Contenir les maladies avec des méthodes biologiques

Après la chute des feuilles en automne, il est utile de faire un traitement basé sur Mélange bordelais sur les plantes nues, mais ce fongicide communément appelé «vert cuivre» doit toujours être utilisé après une lecture attentive des instructions sur l'emballage. Il s'agit de respecter les doses, les méthodes proposées et les précautions. En fait, le cuivre est un élément autorisé dans la méthode biologique mais non sans conséquences possibles.

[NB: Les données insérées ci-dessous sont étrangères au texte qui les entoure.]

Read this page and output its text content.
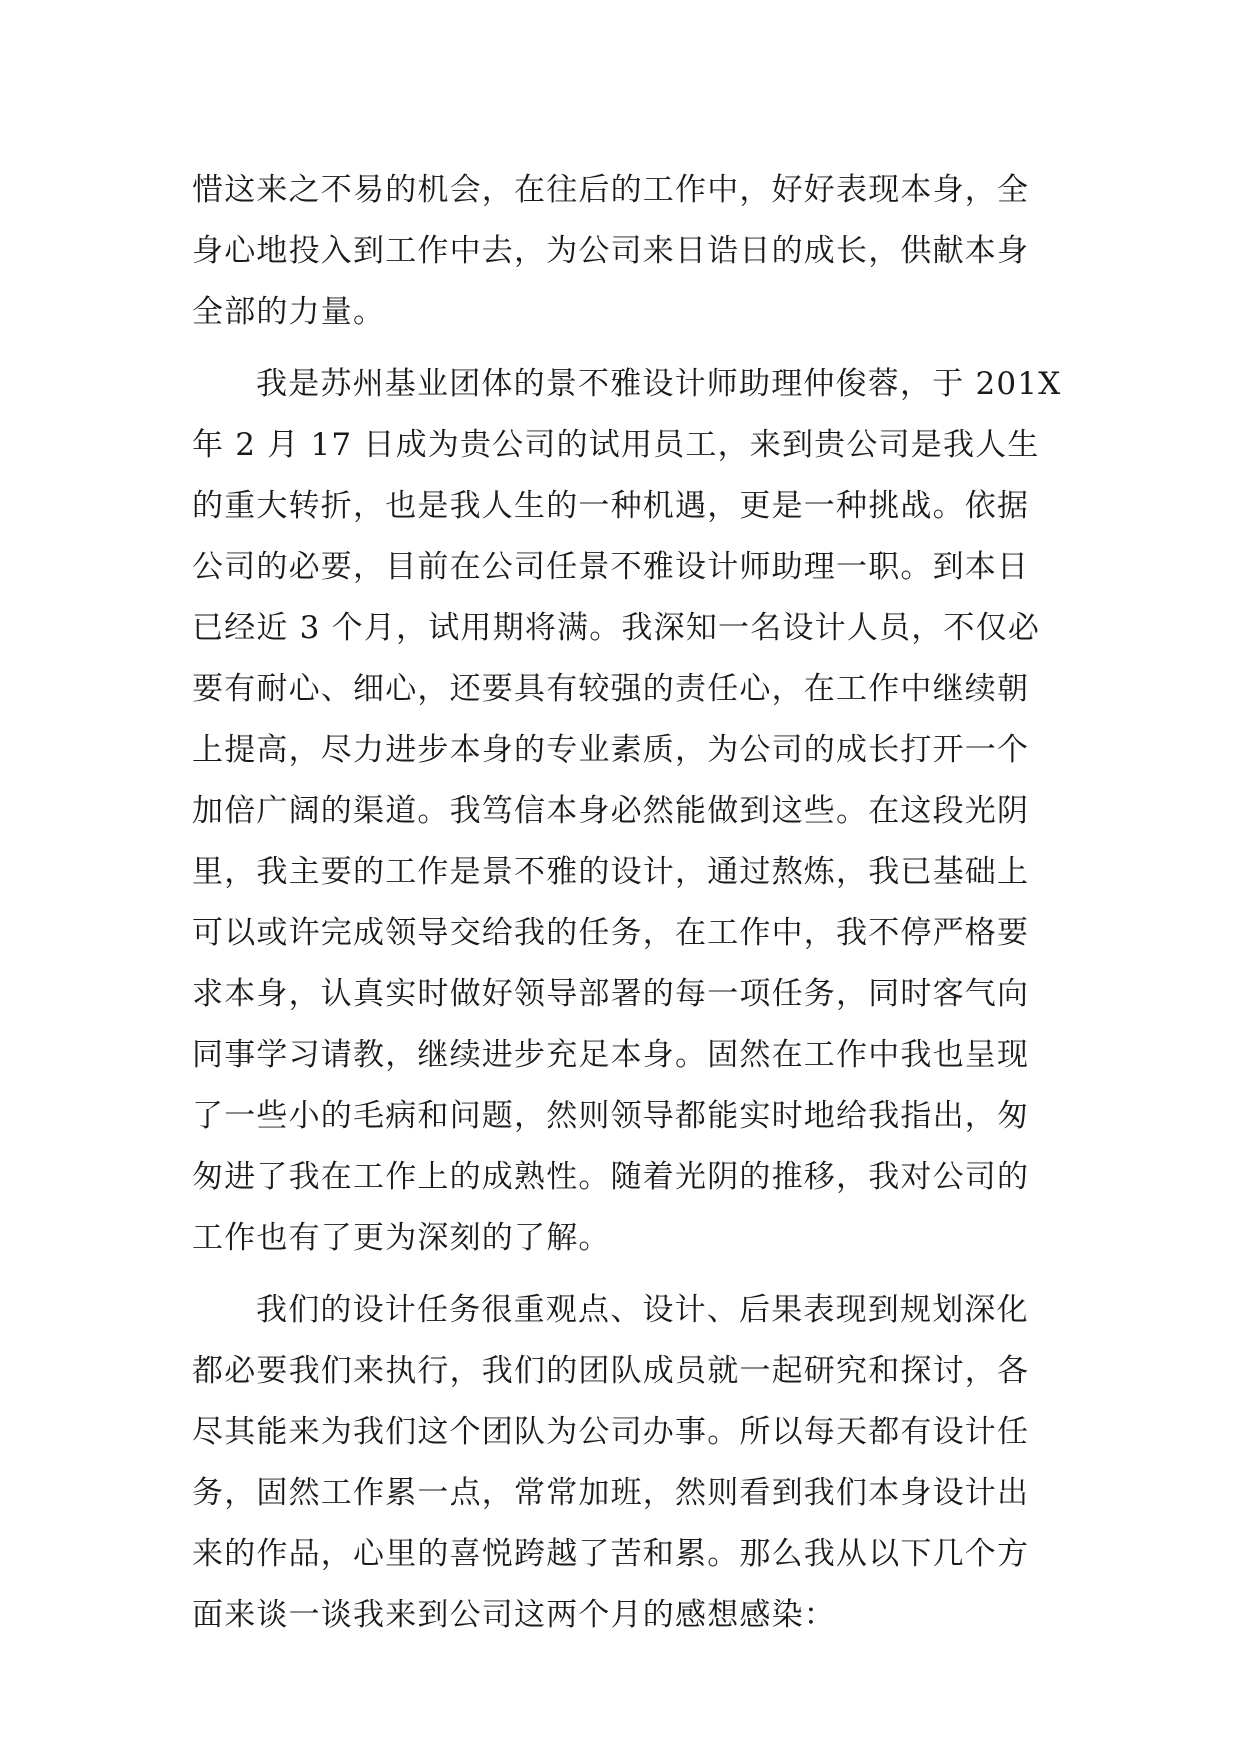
惜这来之不易的机会，在往后的工作中，好好表现本身，全
身心地投入到工作中去，为公司来日诰日的成长，供献本身
全部的力量。
我是苏州基业团体的景不雅设计师助理仲俊蓉，于 201X
年 2 月 17 日成为贵公司的试用员工，来到贵公司是我人生
的重大转折，也是我人生的一种机遇，更是一种挑战。依据
公司的必要，目前在公司任景不雅设计师助理一职。到本日
已经近 3 个月，试用期将满。我深知一名设计人员，不仅必
要有耐心、细心，还要具有较强的责任心，在工作中继续朝
上提高，尽力进步本身的专业素质，为公司的成长打开一个
加倍广阔的渠道。我笃信本身必然能做到这些。在这段光阴
里，我主要的工作是景不雅的设计，通过熬炼，我已基础上
可以或许完成领导交给我的任务，在工作中，我不停严格要
求本身，认真实时做好领导部署的每一项任务，同时客气向
同事学习请教，继续进步充足本身。固然在工作中我也呈现
了一些小的毛病和问题，然则领导都能实时地给我指出，匆
匆进了我在工作上的成熟性。随着光阴的推移，我对公司的
工作也有了更为深刻的了解。
我们的设计任务很重观点、设计、后果表现到规划深化
都必要我们来执行，我们的团队成员就一起研究和探讨，各
尽其能来为我们这个团队为公司办事。所以每天都有设计任
务，固然工作累一点，常常加班，然则看到我们本身设计出
来的作品，心里的喜悦跨越了苦和累。那么我从以下几个方
面来谈一谈我来到公司这两个月的感想感染：
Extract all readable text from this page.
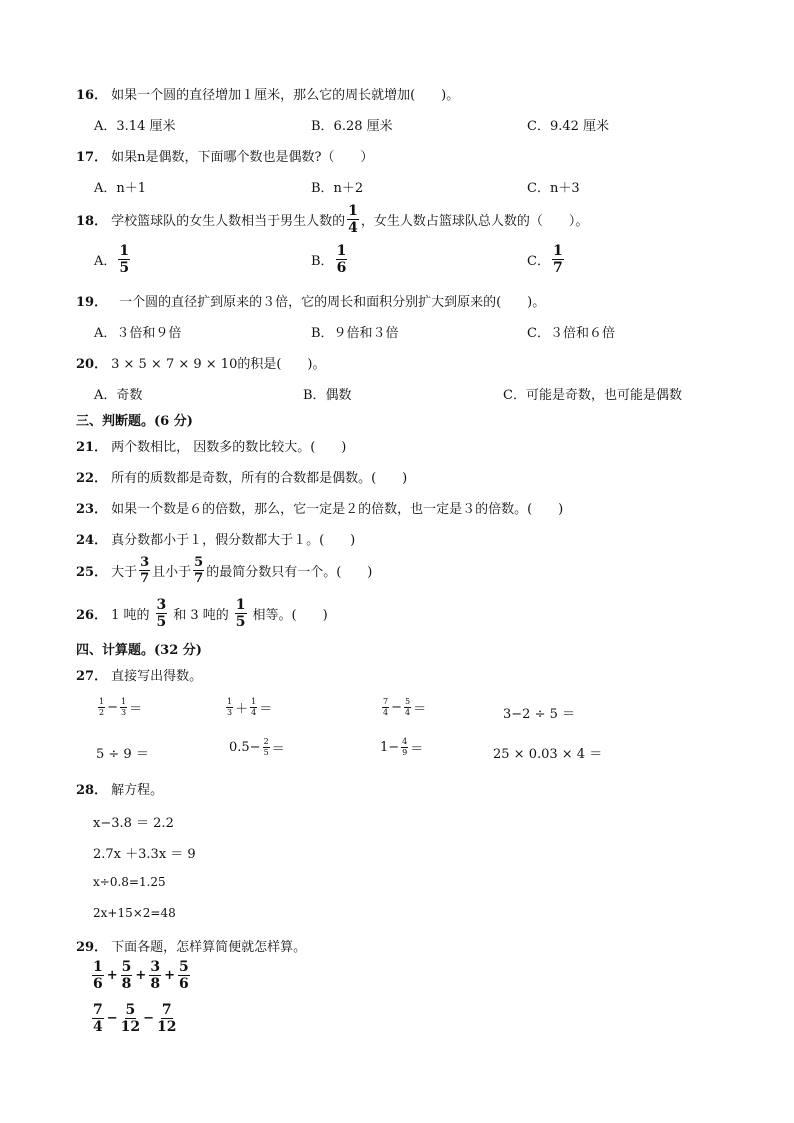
16． 如果一个圆的直径增加１厘米，那么它的周长就增加(　　)。
A．3.14 厘米	B．6.28 厘米	C．9.42 厘米
17． 如果n是偶数，下面哪个数也是偶数?（　　）
A．n＋1	B．n＋2	C．n＋3
18． 学校篮球队的女生人数相当于男生人数的 $\frac{1}{4}$ ，女生人数占篮球队总人数的（　　）。
A． $\frac{1}{5}$	B． $\frac{1}{6}$	C． $\frac{1}{7}$
19． 一个圆的直径扩到原来的３倍，它的周长和面积分别扩大到原来的(　　)。
A．３倍和９倍	B．９倍和３倍	C．３倍和６倍
20． 3 × 5 × 7 × 9 × 10的积是(　　)。
A．奇数	B．偶数	C．可能是奇数，也可能是偶数
三、判断题。(6 分)
21． 两个数相比， 因数多的数比较大。(　　)
22． 所有的质数都是奇数，所有的合数都是偶数。(　　)
23． 如果一个数是６的倍数，那么，它一定是２的倍数，也一定是３的倍数。(　　)
24． 真分数都小于１，假分数都大于１。(　　)
25． 大于 $\frac{3}{7}$ 且小于 $\frac{5}{7}$ 的最简分数只有一个。(　　)
26． 1 吨的 $\frac{3}{5}$ 和 3 吨的 $\frac{1}{5}$ 相等。(　　)
四、计算题。(32 分)
27． 直接写出得数。
$\frac{1}{2} - \frac{1}{3}$ ＝	$\frac{1}{3} + \frac{1}{4}$ ＝	$\frac{7}{4} - \frac{5}{4}$ ＝	3−2 ÷ 5 ＝
5 ÷ 9 ＝	$0.5- \frac{2}{5}$ ＝	$1- \frac{4}{9}$ ＝	25 × 0.03 × 4 ＝
28． 解方程。
x−3.8 ＝ 2.2
2.7x ＋3.3x ＝ 9
x÷0.8=1.25
2x+15×2=48
29． 下面各题，怎样算简便就怎样算。
$\frac{1}{6} + \frac{5}{8} + \frac{3}{8} + \frac{5}{6}$
$\frac{7}{4} - \frac{5}{12} - \frac{7}{12}$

La même attention doit être portée à l'utilisation du polysulfure de calcium, autre fongicide autorisé en agriculture biologique, efficace contre la monilia mais à éviter pendant la floraison. Il faut se rappeler que le polysulfure de calcium est très corrosif pour le matériel utilisé pour le distribuer et que ceux-ci doivent être soigneusement lavés après utilisation.

Pour une défense directe plus écologique contre les cryptogames, ils peuvent être utilisés produits à base d'organismes antagonistes comme le Bacillus subtilis, à utiliser le soir pour être efficace ou fongique Trichoderma harzianum. Vous pouvez également essayer de gérer bicarbonate de sodium dissous dans l'eau à la dose d'environ 50 g dans 10 litres.

Enfin, nous mentionnons une préparation désinfectante utilisée avec succès en agriculture biodynamique, à savoir le pâte pour grumes. C'est une préparation dense qui se répand sur les plantes dormantes de la base du tronc aux premières branches dans le but de nettoyer les troncs des champignons et des formes d'hivernage des insectes. Il existe également plus de formulations liquides à distribuer avec la pompe à dos, donc plus adaptées aux grands vergers. La recette traditionnelle nécessite un tiers de fumier de vache frais, un tiers de bentonite et un tiers de sable de silice, auxquels sont ajoutés d'autres ingrédients tels que la décoction de prêle.